If Lithuania made its tax system more transparent, like Estonia's, it could collect about €2.5 billion more to its coffers each year, says economist Raimondas Kuodis, deputy chairman of the Bank of Lithuania.
Raimondas Kuodis
© DELFI / Karolina Pansevič

He says that many employees agree to accept off-the-books pay, because they do not realize that the taxes their employers thus save are actually contributions to their retirement savings, according to Kuodis.

"Our tax system is terrible," he said during a discussion about welfare on Thursday, explaining that people perceive their social security contributions as simple tax that the state takes away from them.

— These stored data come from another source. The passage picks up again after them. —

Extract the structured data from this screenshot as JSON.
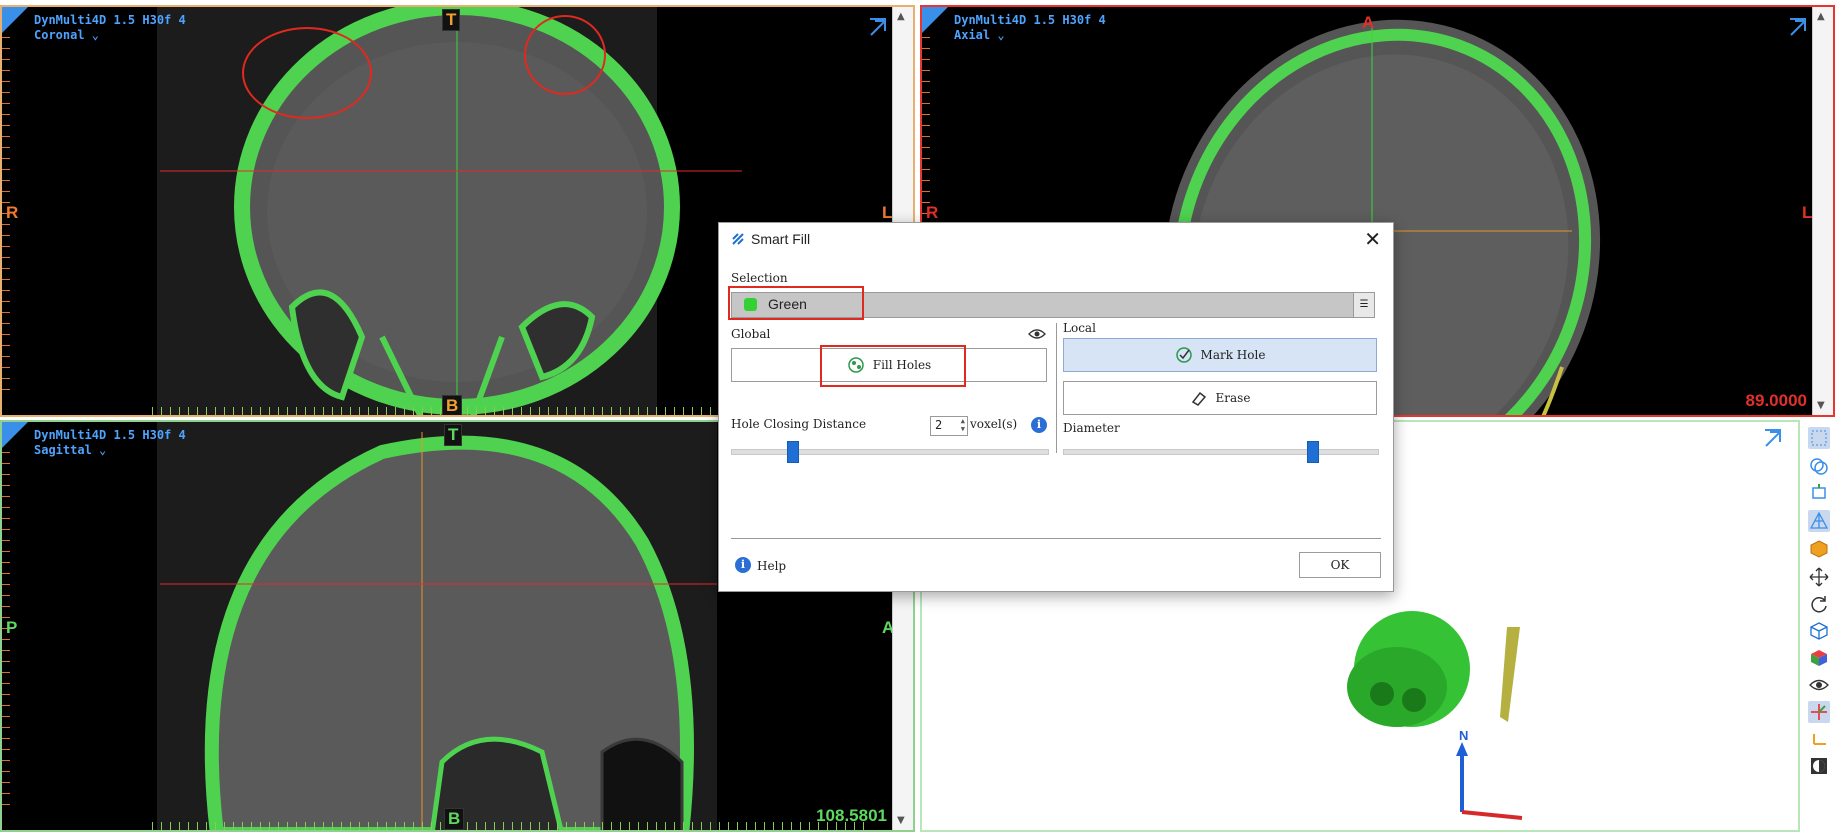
{
  "viewports": {
    "coronal": {
      "line1": "DynMulti4D  1.5  H30f 4",
      "view": "Coronal",
      "top": "T",
      "bottom": "B",
      "left": "R",
      "right": "L"
    },
    "axial": {
      "line1": "DynMulti4D  1.5  H30f 4",
      "view": "Axial",
      "top": "A",
      "left": "R",
      "right": "L",
      "value": "89.0000"
    },
    "sagittal": {
      "line1": "DynMulti4D  1.5  H30f 4",
      "view": "Sagittal",
      "top": "T",
      "bottom": "B",
      "left": "P",
      "right": "A",
      "value": "108.5801"
    },
    "three_d": {
      "axis_label": "N"
    }
  },
  "dialog": {
    "title": "Smart Fill",
    "selection_label": "Selection",
    "selection_value": "Green",
    "global_label": "Global",
    "local_label": "Local",
    "fill_holes": "Fill Holes",
    "mark_hole": "Mark Hole",
    "erase": "Erase",
    "hole_distance_label": "Hole Closing Distance",
    "hole_distance_value": "2",
    "hole_distance_unit": "voxel(s)",
    "diameter_label": "Diameter",
    "help": "Help",
    "ok": "OK",
    "hole_slider_level": 0.18,
    "diameter_slider_level": 0.8
  },
  "colors": {
    "accent": "#1f6fd4",
    "segment_green": "#34d134",
    "annotation_red": "#e0291f",
    "viewport_info_blue": "#4da3ff"
  },
  "toolbar_icons": [
    "grid-icon",
    "overlay-icon",
    "crop-icon",
    "mesh-icon",
    "cube-color-icon",
    "move-icon",
    "rotate-icon",
    "box-icon",
    "color-cube-icon",
    "eye-icon",
    "axes-icon",
    "axes-small-icon",
    "contrast-icon"
  ]
}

"A contribution becomes a tax when there is no clear connection between what you pay in and what you get. However, it would be easy to turn the Social Insurance Fund (SoDra) into a bank where you save money to be used when you retire," Kuodis explains. "How would that change people's incentives to accept off-the-books pay? The current system makes it seem that it's the employer who pays 31% to the Social Insurance Fund, though in fact it's your money. This illusion is a problem - without realizing, people are giving away a third of their salary to their employer by accepting off-the-books pay."

Contributions to the Social Insurance Fund should be made seem like a retirement saving instrument and not a tax.

"The Social Insurance Fund is one of the best twentieth-century inventions that has saved many elderly people from poverty, while private pension funds are not a solution for demographic crises, they are a solution for people themselves," according to Kuodis.